Da es Schuld in einem System, das uaf Ursache, Wirkung und Folge aufgebaut ist real gar nicht gibt, entfällt auch das Entschuldigen, genau so wie das Beschuldigen.
Das bedeutet natürlich nicht, das man einen Lügner nicht Lügner nennen darf, denn damit würde man Tatsachen leugnen und die eigene Sicht entwerten.
Der Lügner hat seine Gründe.
Diese zu finden, offenzulegen und ihm helfen sich aus seiner Zwangslage zu befreien, die ihn zum Lügen zwingt ist hier das Ziel.
Lehnt das der Lügner ab und möchte zu seinem kurzfristigen Nutzen weiter das Lügen praktizieren, weil ihm eingeredet wurde, das dies so besser sei, liegt wahrscheinlich eine traumatische Dressur in Konformität vor, welche weitergehende Hilfen nötig macht.
Keinesfalls hilft es sich vom Lügner abzuwenden, schweigend die Lügengeschichten über sich ergehen zu lassen oder ihn vollkommen zu verurteilen.
Das er für sein Verhalten Gründe hat ist klar, diese zu ändern steht an.
LG Jo

Sandra A2010-07-26T13:23:12Z

Im gewöhnlichen Sprachgebrauch dieser Phrase wurde ich sagen, lieber paradox, ich kann um Vergebung bitten, aber ich kann nicht um Entschuldigung bitten.
Denn Entschuldigen ist etwas, was man aktiv tun muss, ich gebe zu, ich habe etwas falsch gemacht, und ich bitte mit meiner Entschuldigung um Vergebung.

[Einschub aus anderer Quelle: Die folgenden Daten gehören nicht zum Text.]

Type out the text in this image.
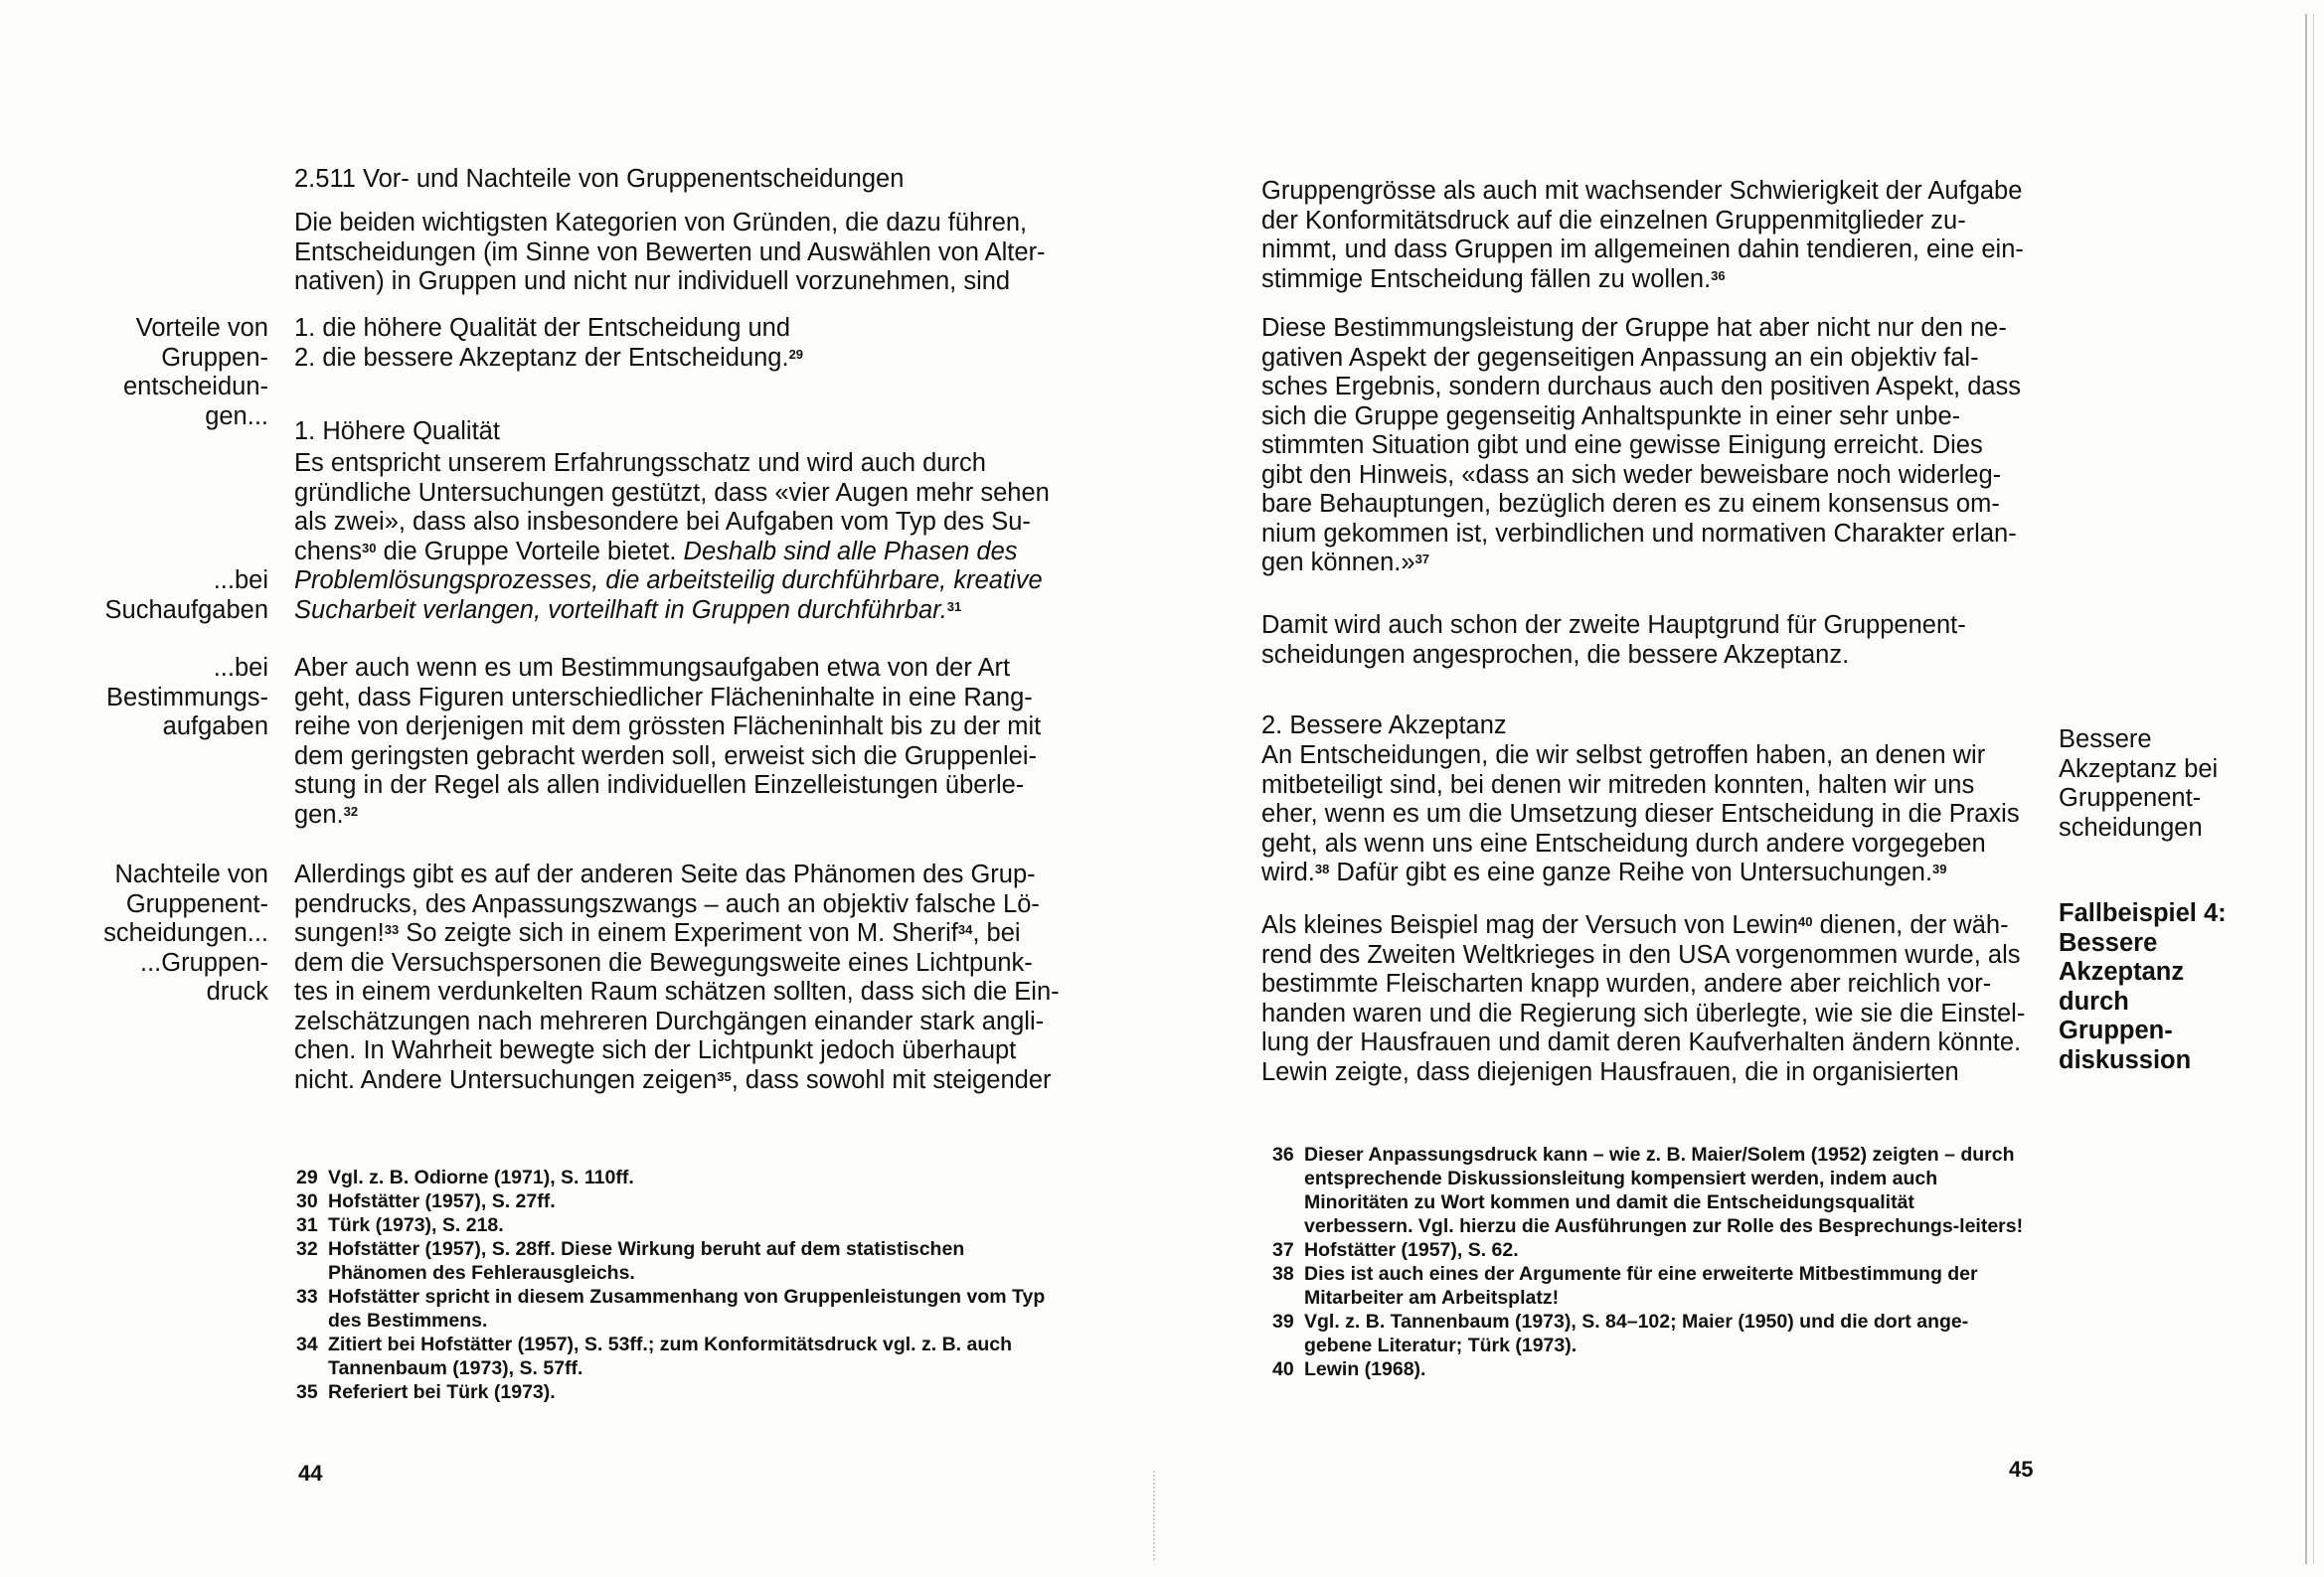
2.511 Vor- und Nachteile von Gruppenentscheidungen

Die beiden wichtigsten Kategorien von Gründen, die dazu führen,

Entscheidungen (im Sinne von Bewerten und Auswählen von Alter-

nativen) in Gruppen und nicht nur individuell vorzunehmen, sind

Vorteile von

Gruppen-

entscheidun-

gen...

1. die höhere Qualität der Entscheidung und

2. die bessere Akzeptanz der Entscheidung.$^{29}$

1. Höhere Qualität

Es entspricht unserem Erfahrungsschatz und wird auch durch

gründliche Untersuchungen gestützt, dass «vier Augen mehr sehen

als zwei», dass also insbesondere bei Aufgaben vom Typ des Su-

chens$^{30}$ die Gruppe Vorteile bietet. Deshalb sind alle Phasen des

Problemlösungsprozesses, die arbeitsteilig durchführbare, kreative

Sucharbeit verlangen, vorteilhaft in Gruppen durchführbar.$^{31}$

...bei

Suchaufgaben

...bei

Bestimmungs-

aufgaben

Aber auch wenn es um Bestimmungsaufgaben etwa von der Art

geht, dass Figuren unterschiedlicher Flächeninhalte in eine Rang-

reihe von derjenigen mit dem grössten Flächeninhalt bis zu der mit

dem geringsten gebracht werden soll, erweist sich die Gruppenlei-

stung in der Regel als allen individuellen Einzelleistungen überle-

gen.$^{32}$

Nachteile von

Gruppenent-

scheidungen...

...Gruppen-

druck

Allerdings gibt es auf der anderen Seite das Phänomen des Grup-

pendrucks, des Anpassungszwangs – auch an objektiv falsche Lö-

sungen!$^{33}$ So zeigte sich in einem Experiment von M. Sherif$^{34}$, bei

dem die Versuchspersonen die Bewegungsweite eines Lichtpunk-

tes in einem verdunkelten Raum schätzen sollten, dass sich die Ein-

zelschätzungen nach mehreren Durchgängen einander stark angli-

chen. In Wahrheit bewegte sich der Lichtpunkt jedoch überhaupt

nicht. Andere Untersuchungen zeigen$^{35}$, dass sowohl mit steigender

29 Vgl. z. B. Odiorne (1971), S. 110ff.
30 Hofstätter (1957), S. 27ff.
31 Türk (1973), S. 218.
32 Hofstätter (1957), S. 28ff. Diese Wirkung beruht auf dem statistischen Phänomen des Fehlerausgleichs.
33 Hofstätter spricht in diesem Zusammenhang von Gruppenleistungen vom Typ des Bestimmens.
34 Zitiert bei Hofstätter (1957), S. 53ff.; zum Konformitätsdruck vgl. z. B. auch Tannenbaum (1973), S. 57ff.
35 Referiert bei Türk (1973).
44

Gruppengrösse als auch mit wachsender Schwierigkeit der Aufgabe

der Konformitätsdruck auf die einzelnen Gruppenmitglieder zu-

nimmt, und dass Gruppen im allgemeinen dahin tendieren, eine ein-

stimmige Entscheidung fällen zu wollen.$^{36}$

Diese Bestimmungsleistung der Gruppe hat aber nicht nur den ne-

gativen Aspekt der gegenseitigen Anpassung an ein objektiv fal-

sches Ergebnis, sondern durchaus auch den positiven Aspekt, dass

sich die Gruppe gegenseitig Anhaltspunkte in einer sehr unbe-

stimmten Situation gibt und eine gewisse Einigung erreicht. Dies

gibt den Hinweis, «dass an sich weder beweisbare noch widerleg-

bare Behauptungen, bezüglich deren es zu einem konsensus om-

nium gekommen ist, verbindlichen und normativen Charakter erlan-

gen können.»$^{37}$

Damit wird auch schon der zweite Hauptgrund für Gruppenent-

scheidungen angesprochen, die bessere Akzeptanz.

2. Bessere Akzeptanz

An Entscheidungen, die wir selbst getroffen haben, an denen wir

mitbeteiligt sind, bei denen wir mitreden konnten, halten wir uns

eher, wenn es um die Umsetzung dieser Entscheidung in die Praxis

geht, als wenn uns eine Entscheidung durch andere vorgegeben

wird.$^{38}$ Dafür gibt es eine ganze Reihe von Untersuchungen.$^{39}$

Bessere

Akzeptanz bei

Gruppenent-

scheidungen

Als kleines Beispiel mag der Versuch von Lewin$^{40}$ dienen, der wäh-

rend des Zweiten Weltkrieges in den USA vorgenommen wurde, als

bestimmte Fleischarten knapp wurden, andere aber reichlich vor-

handen waren und die Regierung sich überlegte, wie sie die Einstel-

lung der Hausfrauen und damit deren Kaufverhalten ändern könnte.

Lewin zeigte, dass diejenigen Hausfrauen, die in organisierten

Fallbeispiel 4:

Bessere

Akzeptanz

durch

Gruppen-

diskussion

36 Dieser Anpassungsdruck kann – wie z. B. Maier/Solem (1952) zeigten – durch entsprechende Diskussionsleitung kompensiert werden, indem auch Minoritäten zu Wort kommen und damit die Entscheidungsqualität verbessern. Vgl. hierzu die Ausführungen zur Rolle des Besprechungs-leiters!
37 Hofstätter (1957), S. 62.
38 Dies ist auch eines der Argumente für eine erweiterte Mitbestimmung der Mitarbeiter am Arbeitsplatz!
39 Vgl. z. B. Tannenbaum (1973), S. 84–102; Maier (1950) und die dort ange-gebene Literatur; Türk (1973).
40 Lewin (1968).
45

Wenn ich das Wort auseinander nehmen würde, bedeutet es für mich, ich nehme die Schuld von mir.
DAs geht ja gar nicht, wenn man jemanden umbringt, dann trägt man diese Schuld ein LEben lang mit sich. Entschuldigen würde in dem SInne bedeuten, man gibt die Schuld von sich und lebt wieder frei! Das kann ich selber nicht bewirken, darum kann ich auch keinen bitten, denn selbst die Hinterbliebenen können einem die Schuld nicht abnehmen.
Die bleibt haften.
Aber vergeben kann man.

Deswegen heisst es meines Erachtens richtig, ich entschuldige mich, iSv ich nehme die Last der SChuld, nicht die Schuld von mir, indem ich sie eingestehe und ich bitte um Vergebung/VErzeihung, weil das etwas ist, was ich von anderen erfahren muss.